Three-Dimensional Model of Collision-Induced Vibrational Transitions in Homonuclear Diatomic Molecules

Abstract

The one‐dimensional, semiclassical theory of vibrational transitions in homonuclear diatomic molecules is extended to three dimensions. Small perturbation methods are applied to harmonic‐oscillator, rigidrotator wavefunctions, and the interaction potential is assumed to be a linear superposition of exponential repulsions between atomic centers. This potential is expanded to terms of first‐order influence on the transition probabilities, and the spherically averaged potential is used to determine the collision trajectory and the time‐dependent perturbation.

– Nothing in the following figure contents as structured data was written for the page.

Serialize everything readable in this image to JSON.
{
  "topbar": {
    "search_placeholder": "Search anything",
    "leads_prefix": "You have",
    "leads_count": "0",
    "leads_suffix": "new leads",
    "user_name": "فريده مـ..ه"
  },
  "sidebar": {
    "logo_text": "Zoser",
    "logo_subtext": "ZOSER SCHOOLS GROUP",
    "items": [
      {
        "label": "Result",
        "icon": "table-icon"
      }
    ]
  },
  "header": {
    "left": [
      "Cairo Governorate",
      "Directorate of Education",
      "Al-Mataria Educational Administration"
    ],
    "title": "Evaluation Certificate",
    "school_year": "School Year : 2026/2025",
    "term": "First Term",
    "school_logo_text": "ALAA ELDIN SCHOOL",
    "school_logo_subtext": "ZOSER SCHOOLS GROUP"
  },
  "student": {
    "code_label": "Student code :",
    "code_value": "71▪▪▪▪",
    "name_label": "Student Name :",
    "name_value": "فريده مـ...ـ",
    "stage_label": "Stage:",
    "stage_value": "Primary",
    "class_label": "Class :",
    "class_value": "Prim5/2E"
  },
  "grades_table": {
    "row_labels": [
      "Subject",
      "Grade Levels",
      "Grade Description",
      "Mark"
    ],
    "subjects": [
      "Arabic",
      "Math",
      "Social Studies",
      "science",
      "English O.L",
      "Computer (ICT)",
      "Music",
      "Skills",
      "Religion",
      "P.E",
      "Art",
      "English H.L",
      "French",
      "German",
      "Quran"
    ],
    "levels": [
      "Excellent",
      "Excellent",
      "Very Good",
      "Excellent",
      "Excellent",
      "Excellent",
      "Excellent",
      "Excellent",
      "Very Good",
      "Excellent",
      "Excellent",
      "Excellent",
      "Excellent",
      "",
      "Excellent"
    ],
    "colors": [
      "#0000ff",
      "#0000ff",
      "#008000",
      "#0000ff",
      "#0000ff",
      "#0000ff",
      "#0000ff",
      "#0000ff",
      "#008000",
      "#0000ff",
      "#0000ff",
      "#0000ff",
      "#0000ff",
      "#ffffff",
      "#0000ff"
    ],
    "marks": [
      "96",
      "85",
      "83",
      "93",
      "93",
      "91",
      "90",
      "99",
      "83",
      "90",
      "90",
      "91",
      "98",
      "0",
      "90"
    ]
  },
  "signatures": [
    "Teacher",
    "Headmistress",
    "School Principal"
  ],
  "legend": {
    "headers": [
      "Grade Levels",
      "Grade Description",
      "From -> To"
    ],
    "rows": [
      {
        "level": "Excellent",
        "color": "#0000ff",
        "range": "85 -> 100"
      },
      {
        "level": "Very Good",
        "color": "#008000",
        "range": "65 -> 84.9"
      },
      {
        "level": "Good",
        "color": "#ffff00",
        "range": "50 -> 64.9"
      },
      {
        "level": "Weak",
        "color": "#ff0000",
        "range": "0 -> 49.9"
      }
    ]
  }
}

Vibrational transitions (predominantly $\text{Δυ\hspace{0.17em}=\hspace{0.17em}±\hspace{0.17em}1}$ ) are found to be accompanied by simultaneous rotational transitions (predominantly $\text{Δl\hspace{0.17em}=\hspace{0.17em}0, ±\hspace{0.17em}2}$ ). The effect of coupled rotations increases the vibrational transition rates by 50% or more. Analytic approximations are derived for cross sections, rate coefficients, and relaxation rates. The three‐dimensional model permits one to fit both the gradient and the magnitude of an effective exponential repulsion to observed vibrational relaxation data, whereas only the gradient can be determined using one‐dimensional theories. This “effective” interaction potential for vibrational excitation is steeper and of shorter range than potentials normally responsible for pure scattering. We surmise that a multiplicity of interaction potentials exist for molecules, just as for atoms, and that the steeper inner potentials resulting from paired electron spin configurations are responsible for most vibrational transitions, whereas the outer potentials resulting from unpaired spins are responsible for most of the scattering.